3WM
ICLR 2026

Unified 3D Scene Understanding Through Physical World Modeling

Wanhee Lee*1, Klemen Kotar*1, Rahul Mysore Venkatesh*1, Jared Watrous*1, Honglin Chen*2, Khai Loong Aw1, Daniel L. K. Yamins1

* These authors contributed equally to this work.

1Stanford NeuroAI Lab, Stanford University, USA
2OpenAI, USA

Flexible geometric reasoning with 3WM

A Foundation Model For 3D Understanding

Understanding 3D scenes requires flexible combinations of visual reasoning tasks — depth estimation, novel view synthesis, and object manipulation. Existing approaches address each in isolation and cannot share a common representation across tasks. In this work, we present 3WM, a physical world model for unified 3D understanding and interaction, formulated as a probabilistic graphical model in which nodes represent multimodal scene elements such as RGB, optical flow, and camera pose. Diverse 3D tasks emerge from different inference pathways through the graph, zero-shot and without task-specific training.

3WM: A Probabilistic Graphical Model for 3D Understanding

3WM Architecture

Local Random Access Sequence Modeling makes the PGM tractable. We treat visual data as nodes in a probabilistic graphical model (PGM), but learning such a PGM directly is intractable. To make it practical and scalable, we implement it as a GPT-style next-token predictor through three key components: (a) a local quantizer — a small convolutional autoencoder that produces patch codes with strict patch independence; (b) a pointer-content representation that interleaves pointer and value tokens, letting the model condition on, query, and update arbitrary spatial regions in any order; and (c) an LLM-like autoregressive transformer trained on random traversals of the graph. Together, these let us phrase a wide range of 3D tasks as prompts, without task-specific heads, losses, or datasets, while keeping precise patch-level control.

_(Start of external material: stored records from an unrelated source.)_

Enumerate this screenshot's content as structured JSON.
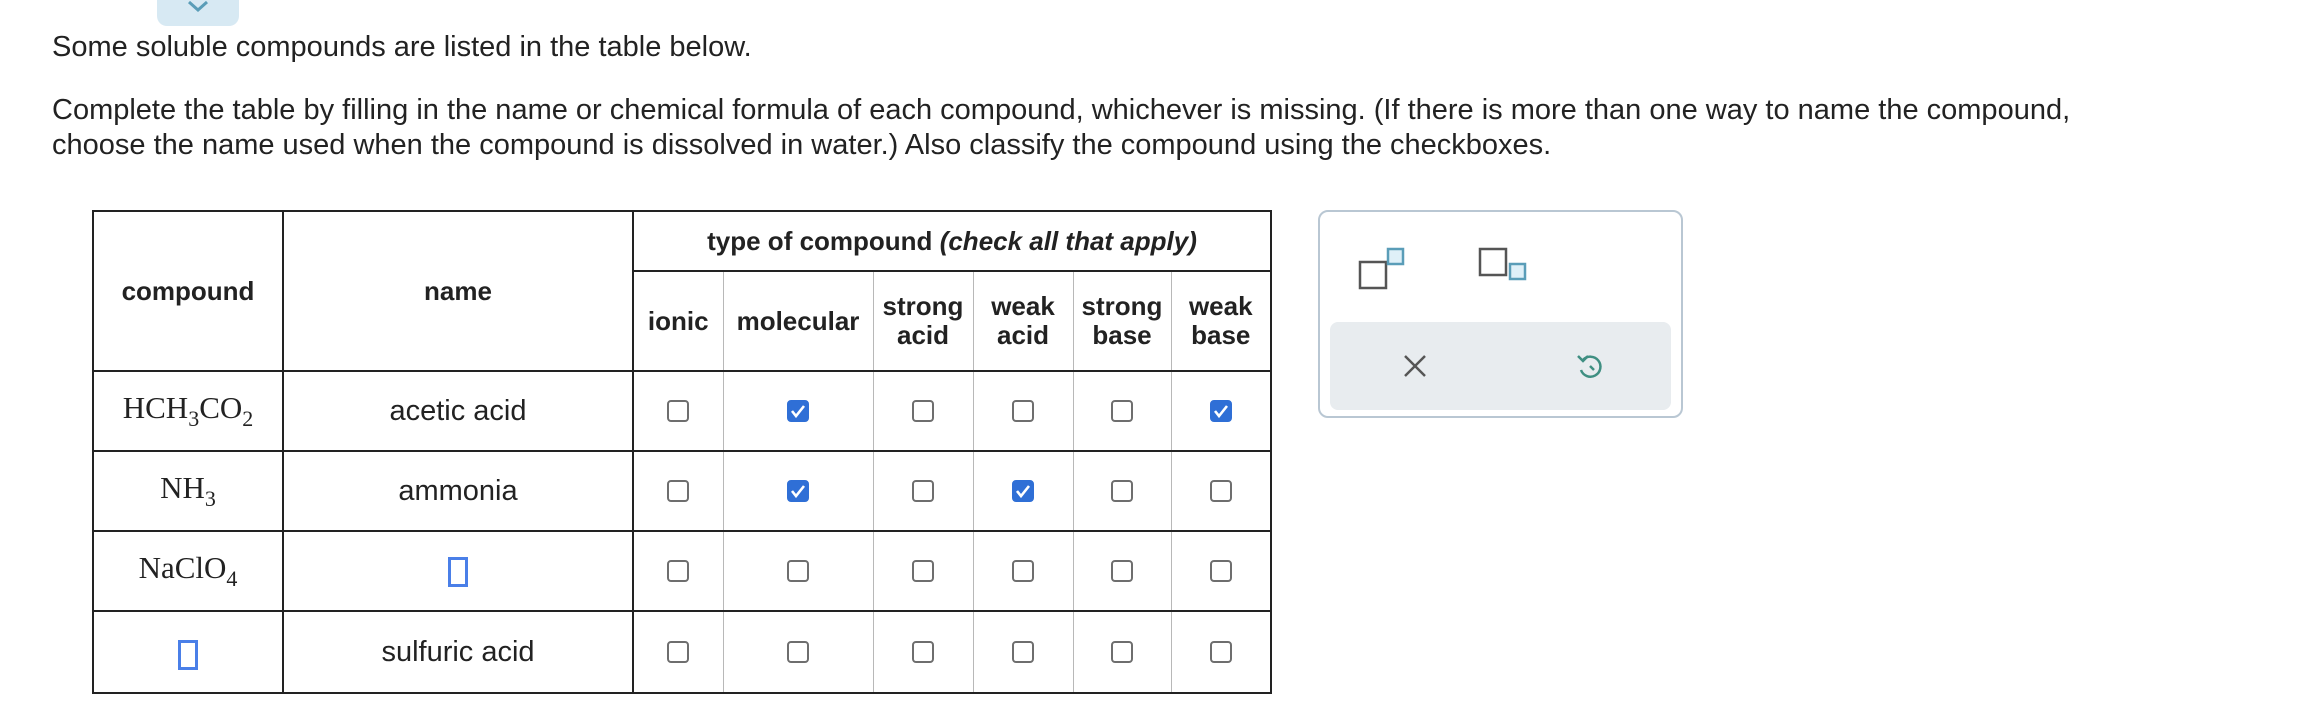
{
  "intro_text": "Some soluble compounds are listed in the table below.",
  "instructions_text": "Complete the table by filling in the name or chemical formula of each compound, whichever is missing. (If there is more than one way to name the compound,\nchoose the name used when the compound is dissolved in water.) Also classify the compound using the checkboxes.",
  "table": {
    "headers": {
      "compound": "compound",
      "name": "name",
      "group_main": "type of compound",
      "group_hint": "(check all that apply)",
      "ionic": "ionic",
      "molecular": "molecular",
      "strong_acid_1": "strong",
      "strong_acid_2": "acid",
      "weak_acid_1": "weak",
      "weak_acid_2": "acid",
      "strong_base_1": "strong",
      "strong_base_2": "base",
      "weak_base_1": "weak",
      "weak_base_2": "base"
    },
    "rows": [
      {
        "formula_parts": [
          "HCH",
          "3",
          "CO",
          "2"
        ],
        "name": "acetic acid",
        "checks": {
          "ionic": false,
          "molecular": true,
          "strong_acid": false,
          "weak_acid": false,
          "strong_base": false,
          "weak_base": true
        }
      },
      {
        "formula_parts": [
          "NH",
          "3"
        ],
        "name": "ammonia",
        "checks": {
          "ionic": false,
          "molecular": true,
          "strong_acid": false,
          "weak_acid": true,
          "strong_base": false,
          "weak_base": false
        }
      },
      {
        "formula_parts": [
          "NaClO",
          "4"
        ],
        "name": "",
        "checks": {
          "ionic": false,
          "molecular": false,
          "strong_acid": false,
          "weak_acid": false,
          "strong_base": false,
          "weak_base": false
        }
      },
      {
        "formula_parts": [],
        "name": "sulfuric acid",
        "checks": {
          "ionic": false,
          "molecular": false,
          "strong_acid": false,
          "weak_acid": false,
          "strong_base": false,
          "weak_base": false
        }
      }
    ]
  },
  "panel": {
    "icons": [
      "superscript-template-icon",
      "subscript-template-icon",
      "clear-x-icon",
      "undo-icon"
    ]
  },
  "colors": {
    "checkbox_checked": "#2f6fd6",
    "answer_slot": "#4a7fe8",
    "panel_border": "#b9c7d3",
    "panel_button_bar": "#e8ecef",
    "icon_teal": "#5a9db8"
  }
}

Flexible Inference Pathways

Flexible Inference Pathways

Optical flow as a control surface. Optical-flow patches serve as a control mechanism within the graphical model, where flow is an intermediate action space: each patch specifies what moves and by how much at that spatial location. With this flexible design, we realize several inference pathways over the same model:

  • Novel view synthesis: RGB + dense flow → RGB
  • Localized edits: RGB + sparse flow → dense flow
  • Depth from motion: RGB + camera → flow

Each capability is a different conditional query over the same joint distribution.

NVS Method

Application: Novel View Synthesis

NVS Method

Novel View Synthesis. 3WM performs controllable novel view synthesis by conditioning on 2D optical-flow fields that encode how pixels move under a desired camera transformation. We estimate depth with an off-the-shelf model, unproject into a 3D point cloud, apply the rigid camera transformation, reproject, and use the resulting flow as the conditioning. The model generates the novel view while preserving object identity and scene consistency across camera motions.

Novel View Synthesis Results
Object Motion Method

Application: 3D Object Manipulation

Object Motion Method

3D Object Manipulation. 3WM performs 3D object translation and rotation while preserving the background. We construct a flow field where the flow on the object surface encodes the 3D transformation and the background flow is set to zero, using SegmentAnything to isolate the object mask. The same pathway supports sparse-to-dense flow completion, so a sparse motion prompt can be turned into a dense object-motion flow and applied to generate the edited image.

3D Object Manipulation Results
Depth Estimation Method

Application: Self-Supervised Depth Estimation

Depth Estimation Method

Self-Supervised Depth Estimation. 3WM estimates depth by prompting the camera-conditioned flow pathway: given an in-plane camera translation, the model predicts the induced optical flow, and depth follows from D ∝ 1/|F|. A simple downward camera translation is sufficient, and performance can be further improved by aggregating over multiple seeds. This approach learns depth cues from optical flow without any depth supervision during training.